Breast cancer cells frequently disseminate to the bone marrow, where they either induce
osteolysis or enter a dormant state. Downregulation of
leukemia inhibitory factor receptor (LIFR), a known
breast tumor suppressor, enables otherwise dormant MCF7 human
breast cancer cells to become aggressively osteolytic.
Hypoxia (low
oxygen tensions), which may develop in
tumors as a pathological response to the metabolic demands of the proliferating cells and as a physiological state in the bone, downregulates LIFR in
breast cancer cells independent of
hypoxia-inducible factor (HIF) signaling. However, the mechanism by which LIFR is repressed in
hypoxia is unknown.
Histone deacetylase (
HDAC) inhibitors stimulate LIFR by increasing
histone acetylation in the proximal promoter and induce a dormancy phenotype in
breast cancer cells inoculated into the mammary fat pad.

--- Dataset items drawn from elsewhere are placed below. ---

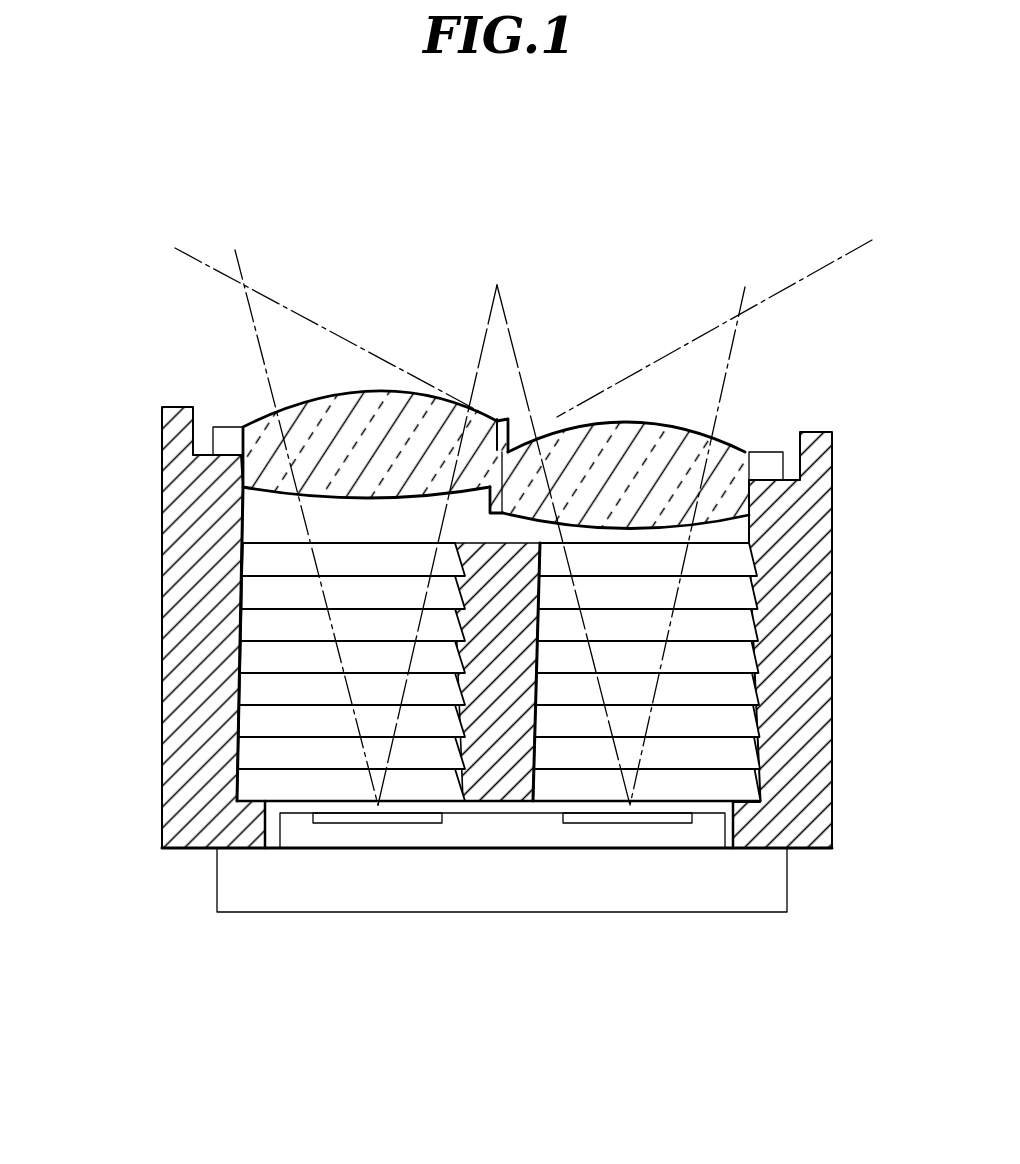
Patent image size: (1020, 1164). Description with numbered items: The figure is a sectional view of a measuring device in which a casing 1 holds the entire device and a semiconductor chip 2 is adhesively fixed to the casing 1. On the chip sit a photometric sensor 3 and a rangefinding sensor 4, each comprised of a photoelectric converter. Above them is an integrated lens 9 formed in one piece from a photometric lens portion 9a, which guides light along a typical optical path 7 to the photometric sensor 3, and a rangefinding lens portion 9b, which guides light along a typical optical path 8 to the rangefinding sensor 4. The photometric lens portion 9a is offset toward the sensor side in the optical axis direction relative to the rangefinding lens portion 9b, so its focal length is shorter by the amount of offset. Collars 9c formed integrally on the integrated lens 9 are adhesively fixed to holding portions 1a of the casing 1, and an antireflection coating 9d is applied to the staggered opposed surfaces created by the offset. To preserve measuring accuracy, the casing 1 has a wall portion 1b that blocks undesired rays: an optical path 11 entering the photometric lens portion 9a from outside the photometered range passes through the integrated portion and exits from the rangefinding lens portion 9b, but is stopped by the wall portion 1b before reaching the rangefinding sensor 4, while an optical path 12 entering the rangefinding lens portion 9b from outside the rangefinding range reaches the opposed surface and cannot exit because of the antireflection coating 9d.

The casing 1 is at (800, 745).
The holding portions 1a is at (230, 428).
The wall portion 1b is at (467, 716).
The semiconductor chip 2 is at (502, 880).
The photometric sensor 3 is at (653, 825).
The rangefinding sensor 4 is at (368, 825).
The optical path 7 is at (587, 628).
The optical path 8 is at (417, 632).
The integrated lens 9 is at (488, 366).
The photometric lens portion 9a is at (634, 424).
The rangefinding lens portion 9b is at (343, 390).
The collars 9c is at (230, 428).
The antireflection coating 9d is at (503, 445).
The optical path 11 is at (735, 322).
The optical path 12 is at (278, 300).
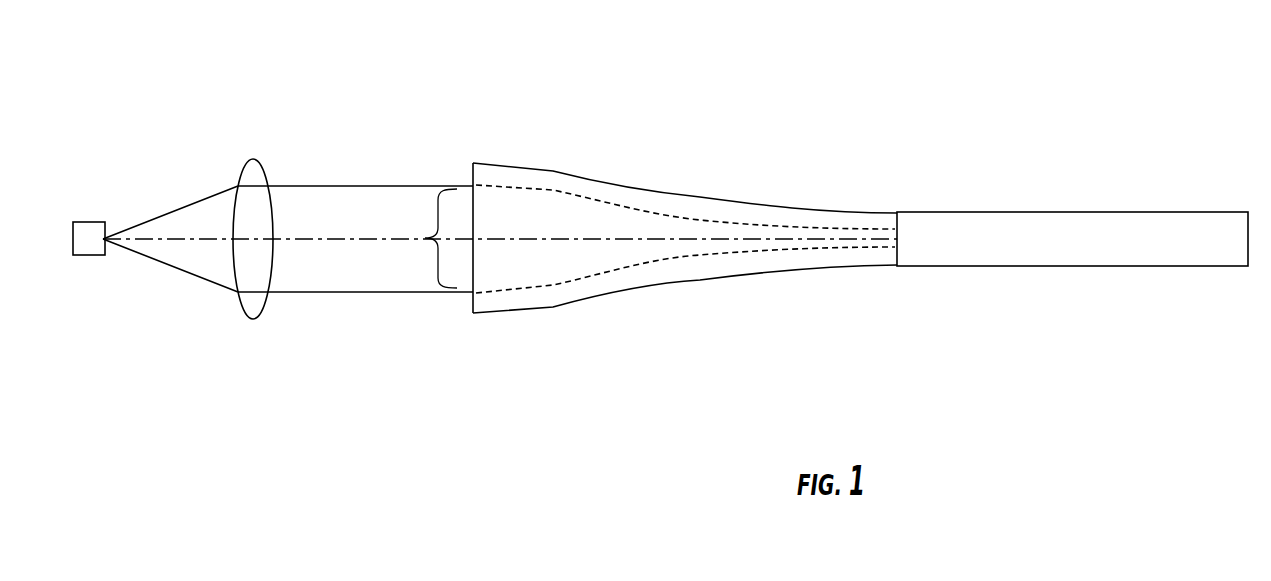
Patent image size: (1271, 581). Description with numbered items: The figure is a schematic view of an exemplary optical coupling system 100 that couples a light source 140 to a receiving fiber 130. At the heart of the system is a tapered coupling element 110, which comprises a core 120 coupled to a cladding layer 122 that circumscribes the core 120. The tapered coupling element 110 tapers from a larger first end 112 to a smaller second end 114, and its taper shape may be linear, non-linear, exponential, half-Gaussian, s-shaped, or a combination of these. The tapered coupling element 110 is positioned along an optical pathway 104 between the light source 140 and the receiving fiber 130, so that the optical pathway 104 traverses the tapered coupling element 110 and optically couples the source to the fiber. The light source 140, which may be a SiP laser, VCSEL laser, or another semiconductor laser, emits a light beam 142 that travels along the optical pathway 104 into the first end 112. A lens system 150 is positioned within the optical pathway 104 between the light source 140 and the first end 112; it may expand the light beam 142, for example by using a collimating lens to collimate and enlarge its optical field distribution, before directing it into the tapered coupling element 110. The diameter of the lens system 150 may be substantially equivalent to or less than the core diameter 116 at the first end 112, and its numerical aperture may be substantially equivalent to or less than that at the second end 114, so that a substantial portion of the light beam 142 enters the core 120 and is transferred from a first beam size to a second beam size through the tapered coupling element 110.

The optical coupling system 100 is at (758, 143).
The optical pathway 104 is at (593, 240).
The tapered coupling element 110 is at (588, 135).
The first end 112 is at (492, 158).
The second end 114 is at (888, 198).
The core diameter 116 is at (438, 270).
The core 120 is at (548, 265).
The cladding layer 122 is at (520, 299).
The receiving fiber 130 is at (1058, 266).
The light source 140 is at (97, 222).
The light beam 142 is at (363, 304).
The lens system 150 is at (240, 335).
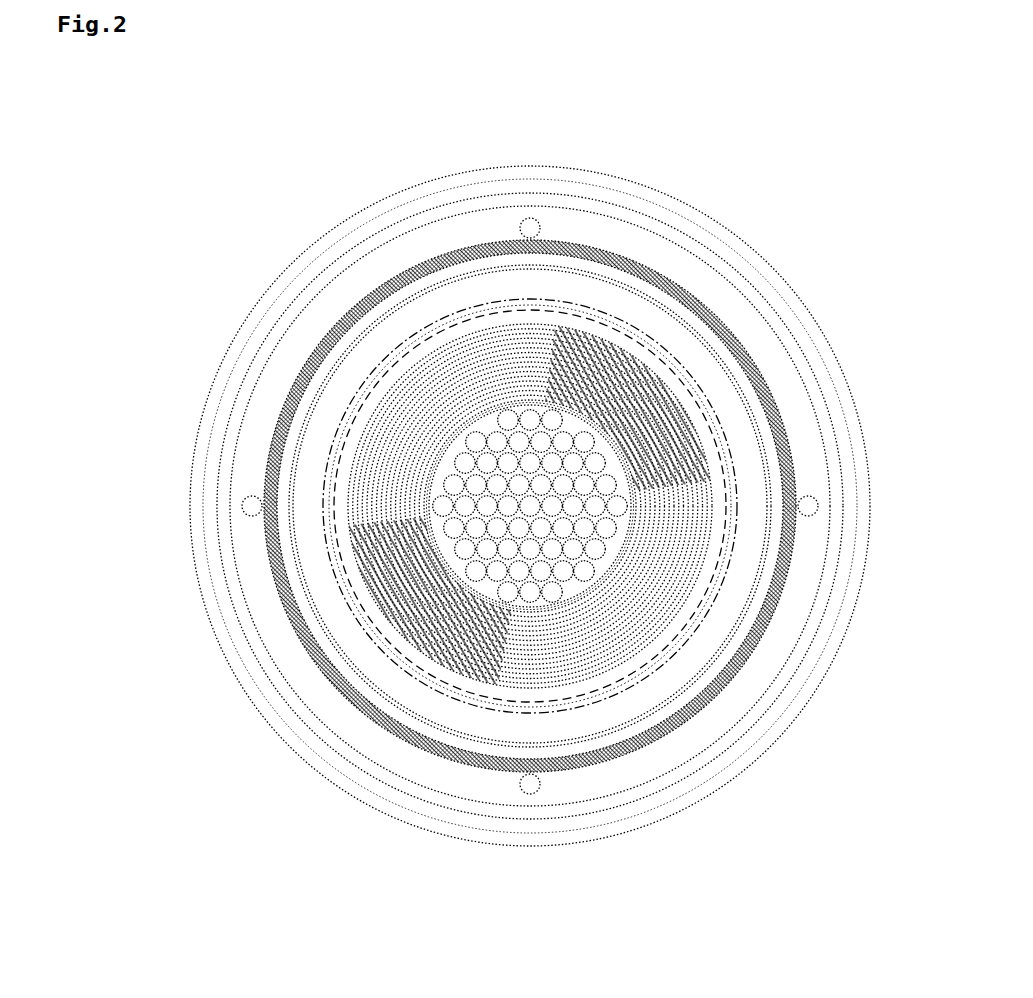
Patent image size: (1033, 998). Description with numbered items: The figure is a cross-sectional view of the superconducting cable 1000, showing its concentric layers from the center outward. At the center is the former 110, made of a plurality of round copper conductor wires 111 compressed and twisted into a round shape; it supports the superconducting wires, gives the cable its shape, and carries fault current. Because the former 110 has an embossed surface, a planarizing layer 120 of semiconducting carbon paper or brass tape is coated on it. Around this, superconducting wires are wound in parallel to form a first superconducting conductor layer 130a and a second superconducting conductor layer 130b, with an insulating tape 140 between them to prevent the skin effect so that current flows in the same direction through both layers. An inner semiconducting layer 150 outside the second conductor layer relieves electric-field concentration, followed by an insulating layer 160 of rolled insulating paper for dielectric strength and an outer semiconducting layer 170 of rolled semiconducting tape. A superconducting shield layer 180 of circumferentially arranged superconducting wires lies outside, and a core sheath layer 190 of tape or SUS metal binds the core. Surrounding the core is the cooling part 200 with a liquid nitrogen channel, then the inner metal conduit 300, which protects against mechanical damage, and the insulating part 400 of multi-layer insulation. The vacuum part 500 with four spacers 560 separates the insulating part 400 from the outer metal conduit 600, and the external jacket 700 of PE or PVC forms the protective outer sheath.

The superconducting cable 1000 is at (258, 163).
The former 110 is at (450, 563).
The conductor wires 111 is at (453, 555).
The planarizing layer 120 is at (413, 522).
The first superconducting conductor layer 130a is at (427, 470).
The second superconducting conductor layer 130b is at (490, 400).
The insulating tape 140 is at (447, 432).
The inner semiconducting layer 150 is at (530, 392).
The insulating layer 160 is at (598, 355).
The outer semiconducting layer 170 is at (658, 363).
The superconducting shield layer 180 is at (697, 397).
The core sheath layer 190 is at (728, 457).
The cooling part 200 is at (753, 477).
The inner metal conduit 300 is at (767, 572).
The insulating part 400 is at (750, 652).
The vacuum part 500 is at (715, 716).
The spacer 560 is at (533, 795).
The outer metal conduit 600 is at (623, 802).
The external jacket 700 is at (574, 832).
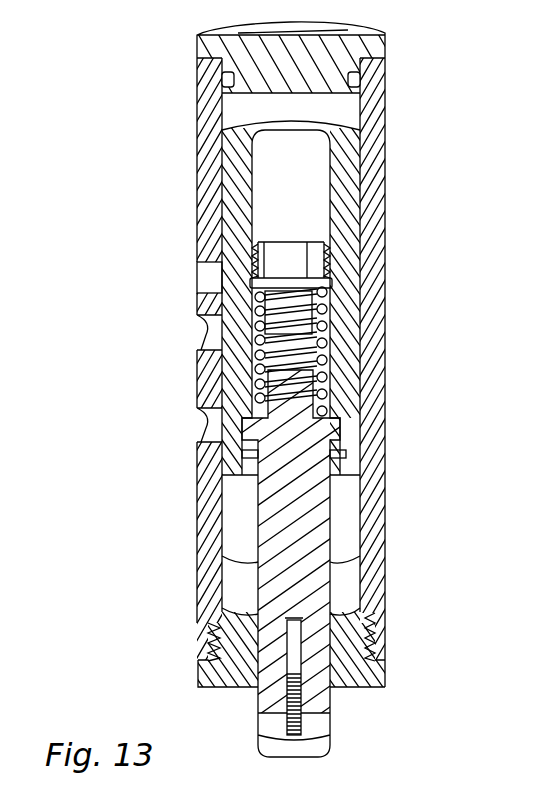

We therefore aimed to determine whether
hypoxia alters
histone acetylation in the LIFR promoter, and whether
HDAC inhibitors effectively stimulate LIFR in
breast cancer cells residing in hypoxic microenvironments. Herein, we confirmed that disseminated MCF7 cells became hypoxic in the bone and that
hypoxia increased the epigenetic transcriptional repressor H3K9me3 in the distal LIFR promoter while H3K9ac, which promotes transcription, was significantly reduced. Furthermore,
HDAC inhibitor treatment rescued hypoxic repression and dramatically increased expression of LIFR, p38β, and p21, which regulate
tumor dormancy. In a second model of LIFR repression, in which
parathyroid hormone-related protein (
PTHrP) suppresses LIFR expression, we found that
PTHrP binds to the distal LIFR promoter, and that
PTHrP suppression of LIFR
protein is similarly reversed by
HDAC inhibitor treatment. Together, these data suggest that
HDAC inhibitors stimulate LIFR regardless of the way it is repressed by the microenvironment.